‘Withdraw it’ - Gov’t told to rethink 50-year increase in period of exemption from public access to Cabinet documents
Several stakeholders focused on holding those in power to account yesterday lashed out after revelations that Government is seeking amendments to the Access to Information Act that would increase the exemption period for public access to Cabinet documents from 20 to 70 years.
Two documents tabled in the House of Representatives on Tuesday – the Access to Information (Cabinet Document) (Extension of Exemption Period) Order, 2019 and The Access to Information (Cabinet Documents) (Extension of Exemption Period) Order Resolution, 2019 – were expected to be debated next Tuesday.
However, a strident Press Association of Jamaica (PAJ) president, George Davis, told multiple media houses yesterday that he would be seeking a meeting with representatives of the administration to discuss the planned changes to the law, which he declared would be a body blow to press freedom.
Davis indicated that he had met with representatives of other organisations, including the Media Association Jamaica Ltd (MAJL) and National Integrity Action (NIA), and they were all at one in their opposition to any such move by the State.
In a statement yesterday, the MAJL described the 50-year increase to the exemption period as a retrograde step in updating the laws without considering the impact on press freedom and transparency in government.
“We argue that that period is already too long a wait for the public to find out what transpired in the governance of what have been determined to be sensitive state issues,” the MAJL said.
“Without context or dialogue with stakeholders on the matter, the change smacks of intent to hide something which was close to the line of being accessible.
“We reiterate that at a time where we have current examples of missteps in governance, absent dialogue on the justification, we feel that this move, which has the effect of shutting out media, is potentially damaging to the country’s reputation for press freedom.”
PAJ Executive Member Dionne Jackson-Miller expressed similar concerns.

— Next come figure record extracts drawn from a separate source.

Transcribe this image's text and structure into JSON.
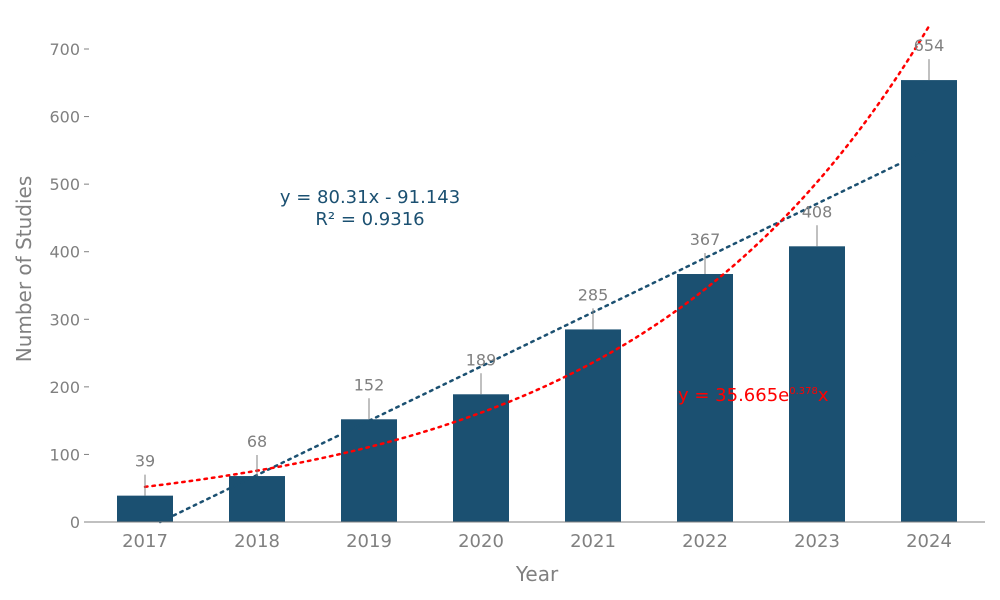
{
  "chart_data": {
    "type": "bar",
    "title": "",
    "xlabel": "Year",
    "ylabel": "Number of Studies",
    "categories": [
      "2017",
      "2018",
      "2019",
      "2020",
      "2021",
      "2022",
      "2023",
      "2024"
    ],
    "values": [
      39,
      68,
      152,
      189,
      285,
      367,
      408,
      654
    ],
    "ylim": [
      0,
      750
    ],
    "yticks": [
      0,
      100,
      200,
      300,
      400,
      500,
      600,
      700
    ],
    "grid": false,
    "bar_color": "#1b5071",
    "trendlines": [
      {
        "name": "linear",
        "color": "#1b5071",
        "slope": 80.31,
        "intercept": -91.143,
        "equation": "y = 80.31x - 91.143",
        "r_squared": "R² = 0.9316"
      },
      {
        "name": "exponential",
        "color": "#ff0000",
        "coefficient": 35.665,
        "rate": 0.378,
        "equation_prefix": "y = 35.665e",
        "equation_exponent": "0.378",
        "equation_suffix": "x"
      }
    ]
  },
  "colors": {
    "axis": "#808080",
    "text": "#808080"
  }
}
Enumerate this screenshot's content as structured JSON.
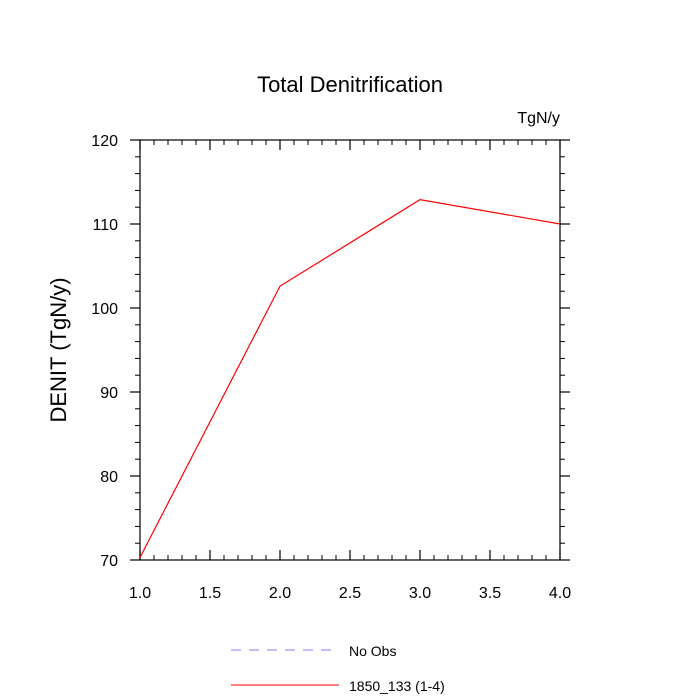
{
  "chart_data": {
    "type": "line",
    "title": "Total Denitrification",
    "units_label": "TgN/y",
    "xlabel": "",
    "ylabel": "DENIT  (TgN/y)",
    "xlim": [
      1.0,
      4.0
    ],
    "ylim": [
      70,
      120
    ],
    "x_ticks": [
      "1.0",
      "1.5",
      "2.0",
      "2.5",
      "3.0",
      "3.5",
      "4.0"
    ],
    "y_ticks": [
      "70",
      "80",
      "90",
      "100",
      "110",
      "120"
    ],
    "grid": false,
    "legend_position": "bottom-center",
    "series": [
      {
        "name": "No Obs",
        "color": "#8080ff",
        "dash": "dashed",
        "x": [],
        "y": []
      },
      {
        "name": "1850_133 (1-4)",
        "color": "#ff0000",
        "dash": "solid",
        "x": [
          1.0,
          2.0,
          3.0,
          4.0
        ],
        "y": [
          70.3,
          102.6,
          112.9,
          110.0
        ]
      }
    ]
  }
}
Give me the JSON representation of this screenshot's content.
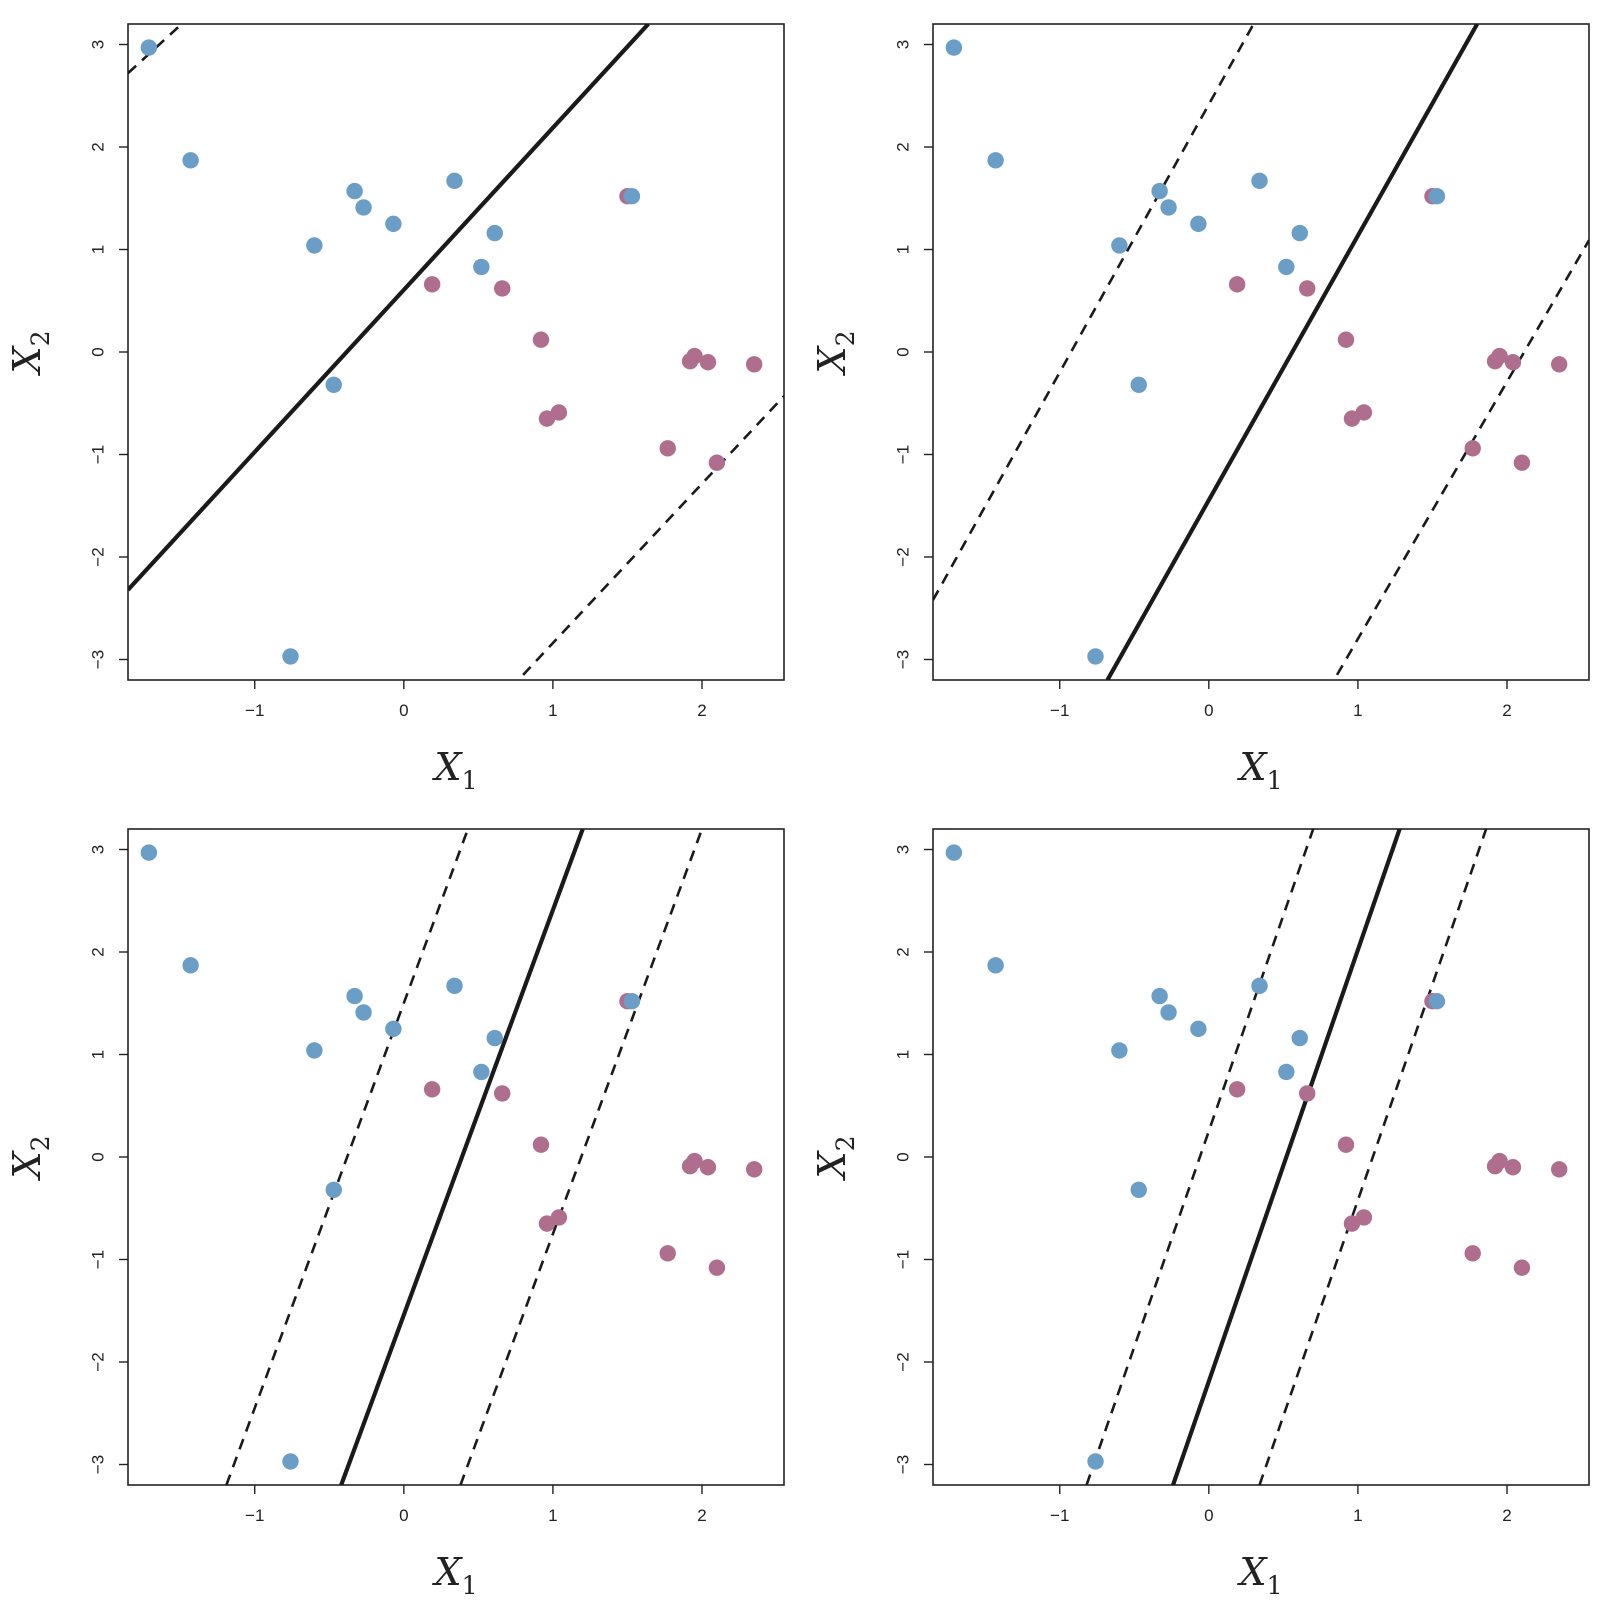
{
  "colors": {
    "blue": "#6a9ec7",
    "purple": "#b06e8e",
    "line": "#1a1a1a",
    "frame": "#222222"
  },
  "chart_data": [
    {
      "type": "scatter",
      "xlabel": "X1",
      "ylabel": "X2",
      "xlim": [
        -1.85,
        2.55
      ],
      "ylim": [
        -3.2,
        3.2
      ],
      "xticks": [
        -1,
        0,
        1,
        2
      ],
      "yticks": [
        -3,
        -2,
        -1,
        0,
        1,
        2,
        3
      ],
      "xtick_labels": [
        "−1",
        "0",
        "1",
        "2"
      ],
      "ytick_labels": [
        "−3",
        "−2",
        "−1",
        "0",
        "1",
        "2",
        "3"
      ],
      "series": [
        {
          "class": "blue",
          "points": [
            [
              -1.71,
              2.97
            ],
            [
              -1.43,
              1.87
            ],
            [
              -0.76,
              -2.97
            ],
            [
              -0.6,
              1.04
            ],
            [
              -0.47,
              -0.32
            ],
            [
              -0.33,
              1.57
            ],
            [
              -0.27,
              1.41
            ],
            [
              -0.07,
              1.25
            ],
            [
              0.34,
              1.67
            ],
            [
              0.52,
              0.83
            ],
            [
              0.61,
              1.16
            ],
            [
              1.53,
              1.52
            ]
          ]
        },
        {
          "class": "purple",
          "points": [
            [
              0.19,
              0.66
            ],
            [
              0.66,
              0.62
            ],
            [
              0.92,
              0.12
            ],
            [
              0.96,
              -0.65
            ],
            [
              1.04,
              -0.59
            ],
            [
              1.5,
              1.52
            ],
            [
              1.77,
              -0.94
            ],
            [
              1.92,
              -0.09
            ],
            [
              1.95,
              -0.04
            ],
            [
              2.04,
              -0.1
            ],
            [
              2.1,
              -1.08
            ],
            [
              2.35,
              -0.12
            ]
          ]
        }
      ],
      "lines": {
        "solid": [
          [
            -1.85,
            -2.32
          ],
          [
            1.64,
            3.2
          ]
        ],
        "dashed": [
          [
            [
              -1.85,
              2.72
            ],
            [
              -1.49,
              3.2
            ]
          ],
          [
            [
              0.8,
              -3.15
            ],
            [
              2.55,
              -0.43
            ]
          ]
        ]
      }
    },
    {
      "type": "scatter",
      "xlabel": "X1",
      "ylabel": "X2",
      "xlim": [
        -1.85,
        2.55
      ],
      "ylim": [
        -3.2,
        3.2
      ],
      "xticks": [
        -1,
        0,
        1,
        2
      ],
      "yticks": [
        -3,
        -2,
        -1,
        0,
        1,
        2,
        3
      ],
      "xtick_labels": [
        "−1",
        "0",
        "1",
        "2"
      ],
      "ytick_labels": [
        "−3",
        "−2",
        "−1",
        "0",
        "1",
        "2",
        "3"
      ],
      "series": [
        {
          "class": "blue",
          "points": [
            [
              -1.71,
              2.97
            ],
            [
              -1.43,
              1.87
            ],
            [
              -0.76,
              -2.97
            ],
            [
              -0.6,
              1.04
            ],
            [
              -0.47,
              -0.32
            ],
            [
              -0.33,
              1.57
            ],
            [
              -0.27,
              1.41
            ],
            [
              -0.07,
              1.25
            ],
            [
              0.34,
              1.67
            ],
            [
              0.52,
              0.83
            ],
            [
              0.61,
              1.16
            ],
            [
              1.53,
              1.52
            ]
          ]
        },
        {
          "class": "purple",
          "points": [
            [
              0.19,
              0.66
            ],
            [
              0.66,
              0.62
            ],
            [
              0.92,
              0.12
            ],
            [
              0.96,
              -0.65
            ],
            [
              1.04,
              -0.59
            ],
            [
              1.5,
              1.52
            ],
            [
              1.77,
              -0.94
            ],
            [
              1.92,
              -0.09
            ],
            [
              1.95,
              -0.04
            ],
            [
              2.04,
              -0.1
            ],
            [
              2.1,
              -1.08
            ],
            [
              2.35,
              -0.12
            ]
          ]
        }
      ],
      "lines": {
        "solid": [
          [
            -0.68,
            -3.2
          ],
          [
            1.8,
            3.2
          ]
        ],
        "dashed": [
          [
            [
              -1.85,
              -2.42
            ],
            [
              0.3,
              3.2
            ]
          ],
          [
            [
              0.86,
              -3.15
            ],
            [
              2.55,
              1.09
            ]
          ]
        ]
      }
    },
    {
      "type": "scatter",
      "xlabel": "X1",
      "ylabel": "X2",
      "xlim": [
        -1.85,
        2.55
      ],
      "ylim": [
        -3.2,
        3.2
      ],
      "xticks": [
        -1,
        0,
        1,
        2
      ],
      "yticks": [
        -3,
        -2,
        -1,
        0,
        1,
        2,
        3
      ],
      "xtick_labels": [
        "−1",
        "0",
        "1",
        "2"
      ],
      "ytick_labels": [
        "−3",
        "−2",
        "−1",
        "0",
        "1",
        "2",
        "3"
      ],
      "series": [
        {
          "class": "blue",
          "points": [
            [
              -1.71,
              2.97
            ],
            [
              -1.43,
              1.87
            ],
            [
              -0.76,
              -2.97
            ],
            [
              -0.6,
              1.04
            ],
            [
              -0.47,
              -0.32
            ],
            [
              -0.33,
              1.57
            ],
            [
              -0.27,
              1.41
            ],
            [
              -0.07,
              1.25
            ],
            [
              0.34,
              1.67
            ],
            [
              0.52,
              0.83
            ],
            [
              0.61,
              1.16
            ],
            [
              1.53,
              1.52
            ]
          ]
        },
        {
          "class": "purple",
          "points": [
            [
              0.19,
              0.66
            ],
            [
              0.66,
              0.62
            ],
            [
              0.92,
              0.12
            ],
            [
              0.96,
              -0.65
            ],
            [
              1.04,
              -0.59
            ],
            [
              1.5,
              1.52
            ],
            [
              1.77,
              -0.94
            ],
            [
              1.92,
              -0.09
            ],
            [
              1.95,
              -0.04
            ],
            [
              2.04,
              -0.1
            ],
            [
              2.1,
              -1.08
            ],
            [
              2.35,
              -0.12
            ]
          ]
        }
      ],
      "lines": {
        "solid": [
          [
            -0.42,
            -3.2
          ],
          [
            1.2,
            3.2
          ]
        ],
        "dashed": [
          [
            [
              -1.19,
              -3.2
            ],
            [
              0.43,
              3.2
            ]
          ],
          [
            [
              0.38,
              -3.2
            ],
            [
              2.0,
              3.2
            ]
          ]
        ]
      }
    },
    {
      "type": "scatter",
      "xlabel": "X1",
      "ylabel": "X2",
      "xlim": [
        -1.85,
        2.55
      ],
      "ylim": [
        -3.2,
        3.2
      ],
      "xticks": [
        -1,
        0,
        1,
        2
      ],
      "yticks": [
        -3,
        -2,
        -1,
        0,
        1,
        2,
        3
      ],
      "xtick_labels": [
        "−1",
        "0",
        "1",
        "2"
      ],
      "ytick_labels": [
        "−3",
        "−2",
        "−1",
        "0",
        "1",
        "2",
        "3"
      ],
      "series": [
        {
          "class": "blue",
          "points": [
            [
              -1.71,
              2.97
            ],
            [
              -1.43,
              1.87
            ],
            [
              -0.76,
              -2.97
            ],
            [
              -0.6,
              1.04
            ],
            [
              -0.47,
              -0.32
            ],
            [
              -0.33,
              1.57
            ],
            [
              -0.27,
              1.41
            ],
            [
              -0.07,
              1.25
            ],
            [
              0.34,
              1.67
            ],
            [
              0.52,
              0.83
            ],
            [
              0.61,
              1.16
            ],
            [
              1.53,
              1.52
            ]
          ]
        },
        {
          "class": "purple",
          "points": [
            [
              0.19,
              0.66
            ],
            [
              0.66,
              0.62
            ],
            [
              0.92,
              0.12
            ],
            [
              0.96,
              -0.65
            ],
            [
              1.04,
              -0.59
            ],
            [
              1.5,
              1.52
            ],
            [
              1.77,
              -0.94
            ],
            [
              1.92,
              -0.09
            ],
            [
              1.95,
              -0.04
            ],
            [
              2.04,
              -0.1
            ],
            [
              2.1,
              -1.08
            ],
            [
              2.35,
              -0.12
            ]
          ]
        }
      ],
      "lines": {
        "solid": [
          [
            -0.24,
            -3.2
          ],
          [
            1.28,
            3.2
          ]
        ],
        "dashed": [
          [
            [
              -0.82,
              -3.2
            ],
            [
              0.7,
              3.2
            ]
          ],
          [
            [
              0.34,
              -3.2
            ],
            [
              1.86,
              3.2
            ]
          ]
        ]
      }
    }
  ]
}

“What the Government wants to do is also going against international standards and norms, where the move is to increase access. In some countries, there is what is called a 30-year rule, which relates to the release of archival records when they are 30 years old,” she said in her own missive yesterday.
Jackson-Miller, the immediate past president of the PAJ, argued that the act, which was passed in 2002 and came into effect in 2004, has never been amended despite recommendations made for its amendment in 2011.
“Why, after successive administrations have ignored the 18 recommendations from the Joint Select Committee for amendments to the ATI Act (and more from other stakeholders) would this Government seek to pass a single amendment that has been recommended by no one? Why is Jamaica seeking to reduce access to historic records of the Cabinet?” she asked.
“This amendment must be opposed, and the Government must withdraw it.”
Professor Trevor Munroe, the executive director of NIA, the anti-corruption watchdog, said: “In the absence of compelling reasons and an unambiguous explanation related to Jamaica’s specific circumstances, NIA calls on the Government to immediately withdraw the proposal to hide Cabinet documents from the Jamaican people for an additional 50 years beyond the current 20 now in existing law.”
Munroe added: “NIA believes that this matter is of such importance that all Jamaicans, of whatever political persuasion and in whatever civic organisation… should speak out on this matter and call for the withdrawal of this retrograde proposal.”